Our culture is telling us that we need to affirm homosexuality as a valid way of life, yet the Bible makes it clear again and again that homosexual relationships are not his design for our lives or the lives of those around us.
Some would argue that this passage isn’t talking about monogamous same-sex relationships and they would condemn those who would seek to enter any kind of sexual relationship by force.
While I understand those arguments, the totality of Scripture makes it clear that part of the underlying issue here is the fact they had twisted God’s design for sexual relationships.
As our culture tries to tell us to do the same, we cannot compromise on what God says.
However, let me issue this warning as well:
There are some of us in this room who are disgusted and unsettled by the sinful acts we read about here, and we should be, but whose worldviews are no closer to true godliness.
You would “Amen” statements about our need to watch out for the influence of homosexuality in our culture, all the while turning a blind eye to the fact that you are viewing pornography that depicts similar depravity, or you are harboring hate for someone you went to church with, you are living life in pride, you look down on the poor or someone from a different racial background, or the like.
The Super Bowl is tonight, and you may rightly be upset by commercials that celebrate what God rejects.
While all of those sins have different ramifications in this life, we need to be careful that we are watching out for what we consider normal.
We want to be like Abraham, sensitive to the things of God and responsive to what he is doing.
We don’t want to be like Lot, where if people read the end of our stories, they think, “Really? He made it?”
Paul talks about this kind of person:
For no one can lay any foundation other than what has been laid down. That foundation is Jesus Christ.
If anyone builds on the foundation with gold, silver, costly stones, wood, hay, or straw,
each one’s work will become obvious. For the day will disclose it, because it will be revealed by fire; the fire will test the quality of each one’s work.
If anyone’s work that he has built survives, he will receive a reward.
If anyone’s work is burned up, he will experience loss, but he himself will be saved—but only as through fire.
This is talking about those who know Jesus; people who have trusted him as their Savior and Lord and are building their lives on him.
For those of us who are in that category, God is going to put a match to our works.
Anything we have done for him, we will receive back as a reward.
The rest will be destroyed.
Did you see the end of that verse? “He himself will be saved—but only as through fire”
That’s what we see with Lot. If we took 2 Peter out of the equation, we would never think he was saved.

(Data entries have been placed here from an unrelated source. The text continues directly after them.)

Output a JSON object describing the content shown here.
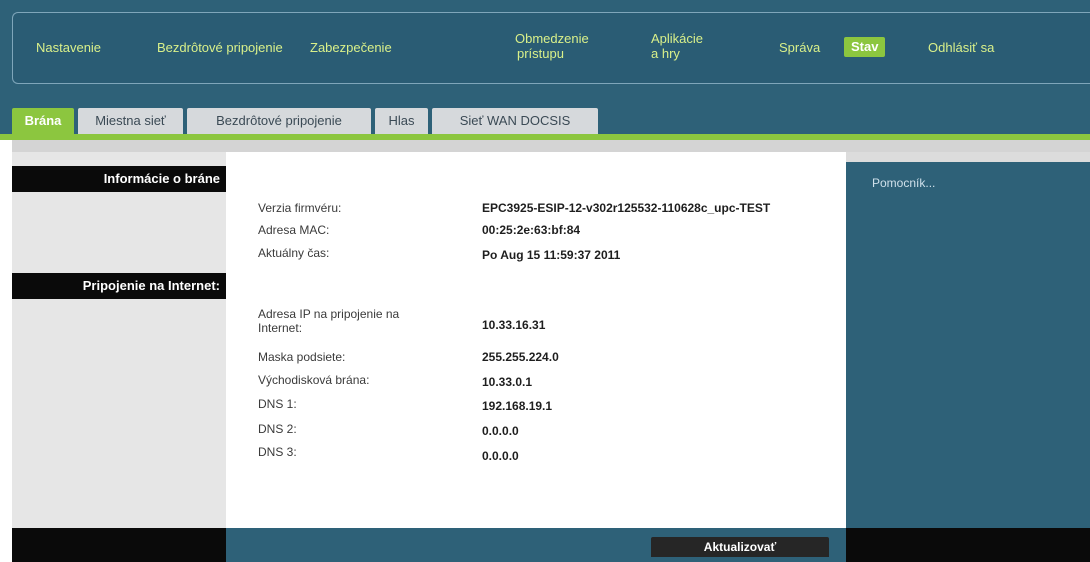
{
  "nav": {
    "items": [
      {
        "label": "Nastavenie"
      },
      {
        "label": "Bezdrôtové pripojenie"
      },
      {
        "label": "Zabezpečenie"
      },
      {
        "label": "Obmedzenie",
        "label2": "prístupu"
      },
      {
        "label": "Aplikácie",
        "label2": "a hry"
      },
      {
        "label": "Správa"
      },
      {
        "label": "Stav"
      },
      {
        "label": "Odhlásiť sa"
      }
    ]
  },
  "tabs": [
    {
      "label": "Brána"
    },
    {
      "label": "Miestna sieť"
    },
    {
      "label": "Bezdrôtové pripojenie"
    },
    {
      "label": "Hlas"
    },
    {
      "label": "Sieť WAN DOCSIS"
    }
  ],
  "sections": {
    "gateway_info": "Informácie o bráne",
    "internet": "Pripojenie na Internet:"
  },
  "gateway": {
    "firmware_label": "Verzia firmvéru:",
    "firmware_value": "EPC3925-ESIP-12-v302r125532-110628c_upc-TEST",
    "mac_label": "Adresa MAC:",
    "mac_value": "00:25:2e:63:bf:84",
    "time_label": "Aktuálny čas:",
    "time_value": "Po Aug 15 11:59:37 2011"
  },
  "internet": {
    "ip_label1": "Adresa IP na pripojenie na",
    "ip_label2": "Internet:",
    "ip_value": "10.33.16.31",
    "mask_label": "Maska podsiete:",
    "mask_value": "255.255.224.0",
    "gateway_label": "Východisková brána:",
    "gateway_value": "10.33.0.1",
    "dns1_label": "DNS 1:",
    "dns1_value": "192.168.19.1",
    "dns2_label": "DNS 2:",
    "dns2_value": "0.0.0.0",
    "dns3_label": "DNS 3:",
    "dns3_value": "0.0.0.0"
  },
  "help": {
    "label": "Pomocník..."
  },
  "footer": {
    "refresh_label": "Aktualizovať"
  },
  "colors": {
    "accent": "#8cc63f",
    "header_bg": "#2e6178",
    "nav_text": "#d9f08a"
  }
}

Yet, he made it because of the compassion and grace of God.
Is that how you want to stand before God at the end of your life?
Jesus saved me, but I lived so much of my life in Sodom that I made compromises. I have that smell on me as my life still shows so little of Jesus in it.
In many ways, we are all like Lot, and really, like the people of Sodom as well.
We have rejected God’s commands and design for life, and we deserve to be destroyed because we have all sinned against a holy God.
If we are saved, it is only because God, in his grace and goodness, loved us enough to come to earth.
This time, it wasn’t to destroy a city. Instead, it was to rescue us through his own death and resurrection.
We are saved because when we were in our sin, God grabbed us and drew us to himself through Jesus.
However, now that he has saved us, let’s strive, through the grace of God with us, to be like Abraham and not like Lot.
Wake up!
What compromises are you making that are contrary to what God tells us to do?
What are you lingering on, and what are you looking back at?
What do you consider normal that the Bible says is wrong?
Turn from that today and turn to the merciful God who loves you so much that he would die for you.